It’s not often you have cause to mention the words ‘student loan debts’ and ‘good news’ in the same breath, but in this case it might just be appropriate. HMRC have announced a new initiative to cut out student loan over-repayments, which frequently occur if you repay your loan off via PAYE deductions (pretty much everybody, then).
These over-payments usually affect employees in the final 12 months of their repayment schedule, because often it’s not until the end of the year that their employer lets HMRC know how much they’ve repaid (in other words, even if you were all square with the Student Loans Company by June you may keep making repayments until around the following April).
HMRC’s solution is to allow employees to opt out of PAYE repayments during the last 23 months of their loan repayment period and transfer to a direct debit arrangement, to cut out the possibility of paying more than they should.

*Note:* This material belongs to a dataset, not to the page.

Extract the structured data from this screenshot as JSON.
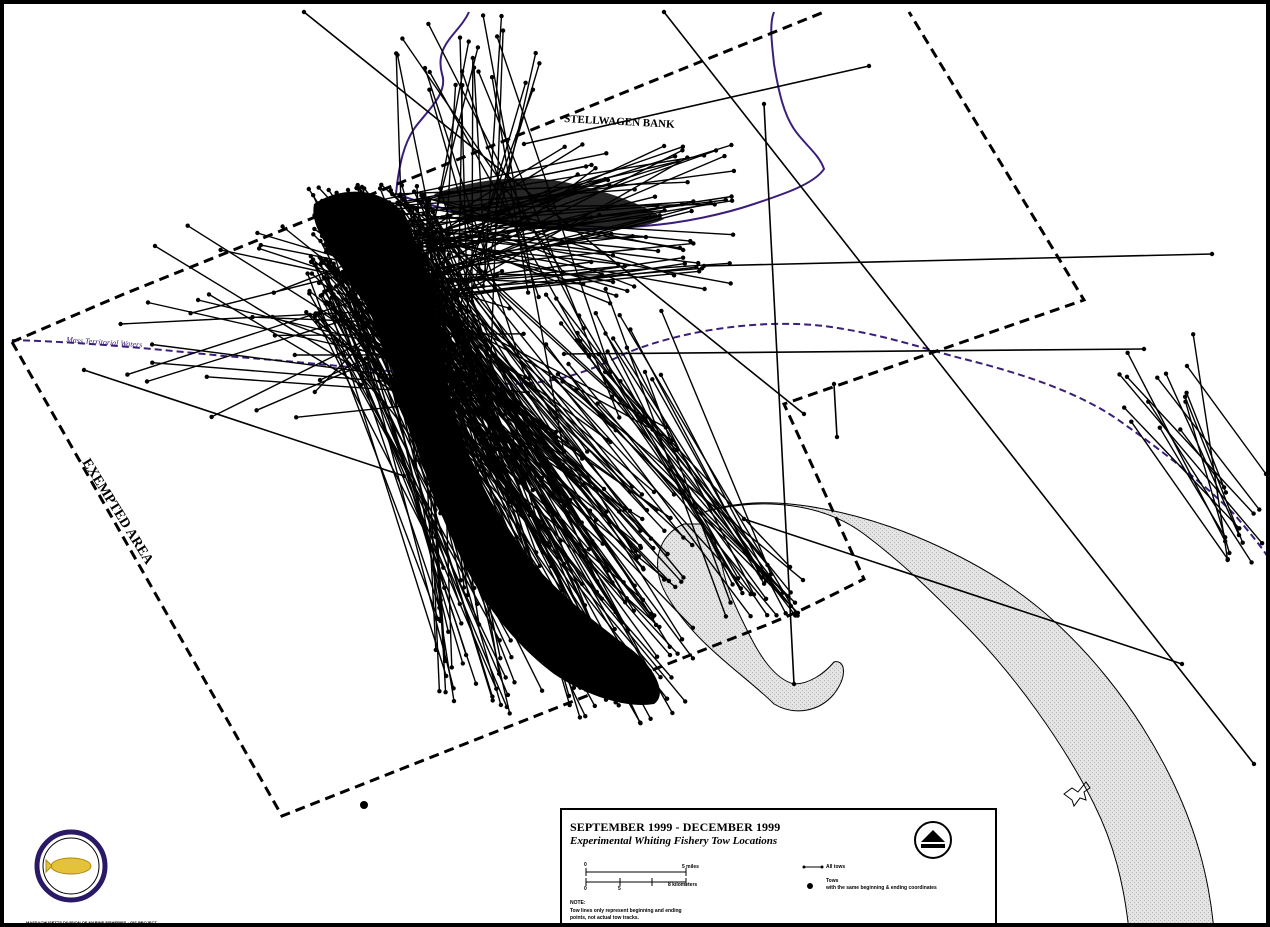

The new initiative has been introduced by the Student Loans Company (SLC) who say they will attempt contact borrowers shortly before they enter into the final 23 months of their repayments and invite them to switch over. If you’ve ever telephoned the Student Loans Company though, you’ll know that they are a busy lot, so if you’re reaching the light at the end of your repayments tunnel we’d advise you take the bull by the horns and contact them before they contact you.
Contractors running their own payroll should continue to make student loan deduction until they receive an SL2 Stop notice from HMRC, then they’ll be good to switch to direct debit.